In a medical first, scientists believe they have found several genes thought to be associated with severe depression. The study, carried out by Pfizer pharmaceuticals, scoured the genomes of 450,000 people in order to uncover 17 genes associated with significantly increased risk for developing depression. This finding not only gives researchers a better idea of the underlying cause of the condition, but may even help us better treat it.

In total, the study identified 17 genetic variations spread over 15 regions of the genome which are associated with the severe clinical depression in individuals of European descent.

To find these genes, the team examined data collected by the consumer genetic testing company 23andme. Of the 300,000 people studied, 75,607 self-reported a clinical diagnosis of depression or were receiving treatment for the condition.The DNA of people with the disease was then compared to that of healthy controls, using a computerized search. Any genetic differences appearing more often in sick people can hint at what genes are involved.

Lead study author Roy Perlis made it clear that these genes are not enough to allow for a depression diagnosis, but rather help researchers to better understand why some individuals get depression. Perlis also believes the findings act as further proof that depression is an actual brain disease completely different from general melancholy.

“Depression is about biology and I think that will be helpful for some people in reducing stigma and changing how we think about depression,” said Perlis, The Guardian reported.

The research was made possible largely through the use of genetic data supplied by the genetic testing company 23andme. Although the company mainly works by letting consumers know their genetic background for about $200, according to The Technology Review, about half of the customers agree to have their DNA used for research purposes. Having such a large amount of data to work with played an important role in the team’s ability to identify these terms.

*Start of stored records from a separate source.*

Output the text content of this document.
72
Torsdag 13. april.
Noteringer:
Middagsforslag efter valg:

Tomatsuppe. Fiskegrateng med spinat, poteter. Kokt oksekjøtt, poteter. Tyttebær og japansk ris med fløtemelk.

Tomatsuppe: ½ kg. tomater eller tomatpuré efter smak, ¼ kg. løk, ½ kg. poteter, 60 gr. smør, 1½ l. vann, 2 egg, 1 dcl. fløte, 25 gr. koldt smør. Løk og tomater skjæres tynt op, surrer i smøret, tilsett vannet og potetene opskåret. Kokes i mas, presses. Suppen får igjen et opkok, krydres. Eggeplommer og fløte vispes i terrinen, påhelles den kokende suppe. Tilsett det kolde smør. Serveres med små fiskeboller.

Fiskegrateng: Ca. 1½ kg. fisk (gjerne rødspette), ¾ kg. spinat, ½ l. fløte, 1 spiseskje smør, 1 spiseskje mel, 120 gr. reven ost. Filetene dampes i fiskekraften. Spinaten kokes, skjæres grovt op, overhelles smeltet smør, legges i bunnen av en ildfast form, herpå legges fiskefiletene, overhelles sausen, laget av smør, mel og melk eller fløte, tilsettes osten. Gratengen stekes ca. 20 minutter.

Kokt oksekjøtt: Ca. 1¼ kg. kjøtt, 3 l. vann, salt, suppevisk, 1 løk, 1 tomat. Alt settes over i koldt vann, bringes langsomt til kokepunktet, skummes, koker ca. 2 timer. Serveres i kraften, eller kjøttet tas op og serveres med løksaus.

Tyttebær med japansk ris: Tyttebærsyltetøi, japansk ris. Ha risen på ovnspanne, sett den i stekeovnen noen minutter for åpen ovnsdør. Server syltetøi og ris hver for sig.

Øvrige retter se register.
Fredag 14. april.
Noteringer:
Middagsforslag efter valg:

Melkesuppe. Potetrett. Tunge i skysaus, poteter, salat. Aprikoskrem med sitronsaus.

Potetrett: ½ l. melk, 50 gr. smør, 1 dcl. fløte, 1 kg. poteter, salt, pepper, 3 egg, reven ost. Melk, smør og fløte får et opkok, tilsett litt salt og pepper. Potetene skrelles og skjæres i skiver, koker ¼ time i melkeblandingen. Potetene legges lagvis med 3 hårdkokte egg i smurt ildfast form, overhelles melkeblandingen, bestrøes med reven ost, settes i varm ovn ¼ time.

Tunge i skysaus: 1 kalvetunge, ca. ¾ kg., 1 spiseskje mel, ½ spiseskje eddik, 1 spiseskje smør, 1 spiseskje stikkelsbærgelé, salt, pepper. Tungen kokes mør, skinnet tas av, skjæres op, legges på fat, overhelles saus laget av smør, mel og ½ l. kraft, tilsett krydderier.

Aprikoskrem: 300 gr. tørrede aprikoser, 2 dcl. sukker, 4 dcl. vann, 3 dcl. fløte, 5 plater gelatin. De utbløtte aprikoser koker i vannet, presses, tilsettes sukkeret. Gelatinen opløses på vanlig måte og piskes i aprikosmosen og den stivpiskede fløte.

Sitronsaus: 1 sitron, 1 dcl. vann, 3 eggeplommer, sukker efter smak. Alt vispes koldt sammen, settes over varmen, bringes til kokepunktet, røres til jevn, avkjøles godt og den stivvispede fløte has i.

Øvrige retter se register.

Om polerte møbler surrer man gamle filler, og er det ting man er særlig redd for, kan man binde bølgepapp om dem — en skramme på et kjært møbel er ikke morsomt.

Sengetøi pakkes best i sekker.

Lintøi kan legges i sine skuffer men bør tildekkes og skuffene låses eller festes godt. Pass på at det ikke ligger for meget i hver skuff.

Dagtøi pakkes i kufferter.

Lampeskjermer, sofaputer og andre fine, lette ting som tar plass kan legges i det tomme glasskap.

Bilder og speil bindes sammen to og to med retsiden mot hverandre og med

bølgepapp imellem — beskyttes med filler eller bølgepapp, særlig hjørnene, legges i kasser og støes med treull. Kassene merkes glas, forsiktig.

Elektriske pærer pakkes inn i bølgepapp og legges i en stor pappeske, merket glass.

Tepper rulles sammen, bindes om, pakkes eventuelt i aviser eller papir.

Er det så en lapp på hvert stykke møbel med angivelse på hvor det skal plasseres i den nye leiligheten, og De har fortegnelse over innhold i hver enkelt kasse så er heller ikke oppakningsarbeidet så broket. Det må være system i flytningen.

Still, some doubt the reliability of using data from a consumer-based product such as the 23andMe self-reported testing. For example, Jonathan Flint, from the University of California in Los Angeles, told The Guardian that self-reported data is often flawed as individuals are not always guaranteed to be completely honest and accurate. In addition, many individuals with severe depression never receive a diagnosis. However, the data is more likely to break down the stigma of depression rather than be used for any specific drug developments. Understanding that depression is a real physical condition may help push some to receive help or treatment.

In addition, the success of the study helps to highlight the need for larger databases for genetic research. The U.S. government this year began implementing plans for a million-person precision medicine database to help understand and develop personalized health plans and treatments, according to The Technology Review.